Looking up between glass office buildings

Canada needs a more comprehensive innovation framework

By: Harry Sharma, Michael Burt

This Op-Ed was originally published by The Hill Times of Ottawa on November 11, 2019.


Canada has an innovation challenge. For decades, growth in our productivity, or what we are able to produce with our available resources, has lagged behind that of most developed countries, and innovation is a key driver of productivity growth. This poor performance matters, as it limits our competitiveness and our ability raise living standards over time. It is also an indication that our policies designed to improve innovation have not been effective. As such, there is a strong need for a new approach.

Innovation conundrum

We broadly define innovation as a process which extracts socio-economic value from knowledge. It is widely accepted among policy makers, business executives and researchers that innovation is important to the success of firms and well-being of communities, regions, and countries. Firms that innovate successfully enhance their competitiveness. Countries and provinces with robust innovation ecosystems see improvements in productivity, economic growth, and job creation.

Many reasons have been suggested for Canada’s below-par innovation performance. For example, Peter Nicholson proposed that we are in a “low-innovation equilibrium,” where Canada’s upstream role in North American value chains have allowed us to maintain a high standard of living despite our poor innovation performance. Another commonly cited reason is a general lack of a “culture of innovation”. The CBoC’s latest Innovation Report Card gives Canada a “C” grade and ranks it 12th among 16 international peers.

We believe that a systematic application of our updated framework will shed light on previously unidentified gaps on the demand side of innovation—where firms use innovation to gain competitive advantage.

In our analysis over the years, we have observed that Canada’s innovation challenges stem from a mediocre “handover” performance—while Canada performs well on publicly-funded research and education indicators, it needs to do much better in turning research into globally successful products/services and sustainable growth. The latter has been Canada’s “bigger” weakness. While we produce almost 4% of the world’s research output and rank relatively high on creation of start-ups, Canada has had a mixed record on sustaining successful innovative companies. For example, Canada has a disproportionally low number of “unicorns”—companies that are valued at $1B or more—compared to other leading jurisdictions.

A more comprehensive framework

To better understand this underlying Canadian innovation challenge, the CBoC is updating its innovation assessment framework by integrating the OECD’s recent recommendations on capturing “business capabilities for innovation”. Our framework will continue to measure input ?? (e.g. investments in R&D) and output (e.g. patents) measures, but we will additionally begin to incorporate an ecosystem’s (and firms’) capabilities for innovation and sustaining growth.

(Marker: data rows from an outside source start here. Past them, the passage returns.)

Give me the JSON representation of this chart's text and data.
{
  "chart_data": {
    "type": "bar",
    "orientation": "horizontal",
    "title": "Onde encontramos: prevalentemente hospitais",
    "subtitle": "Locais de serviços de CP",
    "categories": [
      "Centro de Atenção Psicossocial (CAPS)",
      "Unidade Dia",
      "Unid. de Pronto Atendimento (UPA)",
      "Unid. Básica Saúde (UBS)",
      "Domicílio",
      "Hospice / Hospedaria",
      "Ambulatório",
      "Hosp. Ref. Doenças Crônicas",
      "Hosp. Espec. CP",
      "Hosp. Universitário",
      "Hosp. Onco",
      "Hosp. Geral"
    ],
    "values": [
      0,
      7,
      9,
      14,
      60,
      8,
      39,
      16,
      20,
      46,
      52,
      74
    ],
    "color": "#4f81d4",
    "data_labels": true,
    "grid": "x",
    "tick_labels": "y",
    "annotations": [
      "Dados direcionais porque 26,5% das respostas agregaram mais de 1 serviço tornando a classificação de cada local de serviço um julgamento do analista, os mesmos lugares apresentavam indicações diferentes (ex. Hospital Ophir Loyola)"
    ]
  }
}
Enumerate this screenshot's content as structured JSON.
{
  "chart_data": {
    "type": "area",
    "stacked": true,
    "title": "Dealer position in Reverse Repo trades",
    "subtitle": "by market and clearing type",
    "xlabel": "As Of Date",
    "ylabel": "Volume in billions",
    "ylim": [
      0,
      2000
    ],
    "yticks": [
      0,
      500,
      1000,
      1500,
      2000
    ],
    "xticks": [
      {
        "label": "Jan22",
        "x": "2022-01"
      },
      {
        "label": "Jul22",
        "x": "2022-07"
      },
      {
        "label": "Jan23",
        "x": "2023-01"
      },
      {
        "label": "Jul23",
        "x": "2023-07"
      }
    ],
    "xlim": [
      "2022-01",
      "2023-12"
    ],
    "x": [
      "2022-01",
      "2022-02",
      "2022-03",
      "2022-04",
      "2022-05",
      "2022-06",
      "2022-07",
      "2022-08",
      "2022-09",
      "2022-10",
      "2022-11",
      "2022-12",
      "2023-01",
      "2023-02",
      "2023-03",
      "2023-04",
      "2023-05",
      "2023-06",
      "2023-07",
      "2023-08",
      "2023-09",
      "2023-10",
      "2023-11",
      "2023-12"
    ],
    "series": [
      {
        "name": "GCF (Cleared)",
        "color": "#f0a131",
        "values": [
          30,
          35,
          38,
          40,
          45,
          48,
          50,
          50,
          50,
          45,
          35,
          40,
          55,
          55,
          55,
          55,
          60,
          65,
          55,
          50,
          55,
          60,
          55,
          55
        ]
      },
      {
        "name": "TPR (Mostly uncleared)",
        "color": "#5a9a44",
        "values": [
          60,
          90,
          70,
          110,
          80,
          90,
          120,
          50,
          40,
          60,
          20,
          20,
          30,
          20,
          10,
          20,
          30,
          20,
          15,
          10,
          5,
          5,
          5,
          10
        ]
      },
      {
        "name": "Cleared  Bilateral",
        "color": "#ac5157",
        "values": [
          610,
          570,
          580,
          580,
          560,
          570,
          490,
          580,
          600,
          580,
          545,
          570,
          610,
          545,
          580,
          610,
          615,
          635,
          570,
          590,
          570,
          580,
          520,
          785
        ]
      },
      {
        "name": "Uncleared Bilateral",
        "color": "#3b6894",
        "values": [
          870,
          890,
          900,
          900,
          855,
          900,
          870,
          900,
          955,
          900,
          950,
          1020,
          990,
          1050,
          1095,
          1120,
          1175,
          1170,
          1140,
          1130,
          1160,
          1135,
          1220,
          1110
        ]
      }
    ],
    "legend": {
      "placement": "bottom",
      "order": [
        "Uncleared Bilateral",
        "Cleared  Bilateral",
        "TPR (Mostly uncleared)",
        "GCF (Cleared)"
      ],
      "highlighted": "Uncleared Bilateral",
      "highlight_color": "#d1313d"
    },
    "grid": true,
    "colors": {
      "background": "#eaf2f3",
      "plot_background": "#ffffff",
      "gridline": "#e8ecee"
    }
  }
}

Capabilities to be included in our framework are management, human resources, skills, technological, sales, and access to core markets. These capabilities form the core of a firm’s competitive advantage as they represent a firms’ competitive strategy and its organizational and managerial capabilities to implement the strategy. For example, the human resources capability includes talent management that considers if a firm has recruitment processes to emphasize finding individuals with creative skills and retaining them through incentives and career development opportunities. Research has consistently demonstrated that talent management practices significantly influence a firm’s ability to maintain its growth momentum.

We are working with public, private and academic sectors to develop appropriate indicators to represent the required capabilities.

New levers for decision makers

We believe that a systematic application of our updated framework will shed light on previously unidentified gaps on the demand side of innovation—where firms use innovation to gain competitive advantage. Canada has, correctly, relied on trade diversification and international market access as key demand-side innovation policy levers. We must, now, look deeper and consider internal capabilities of Canadian firms to ensure that they are able to fully benefit from increased market access.

Our plan is to conduct an annual, country-wide assessment of Canadian organizations based on our updated framework. This will help establish a baseline and allow us to track Canada’s capabilities to sustain the growth of its companies by industry, jurisdiction, firm size, and age. The updated framework will also be internationally compatible and enable Canadian jurisdictions and firms to benchmark themselves against leading global innovation performers.

Conclusion

As a country, we must effectively leverage our research and skills strengths into an innovation advantage. We believe that incorporation of internal firm capabilities in the assessment framework will helps us expand the lens and better understand Canada’s innovation challenges. Newly identified challenges will lead to development and implementation of new policies, programs and networks and improve Canada’s lagging innovation performance and make it a more globally competitive economy.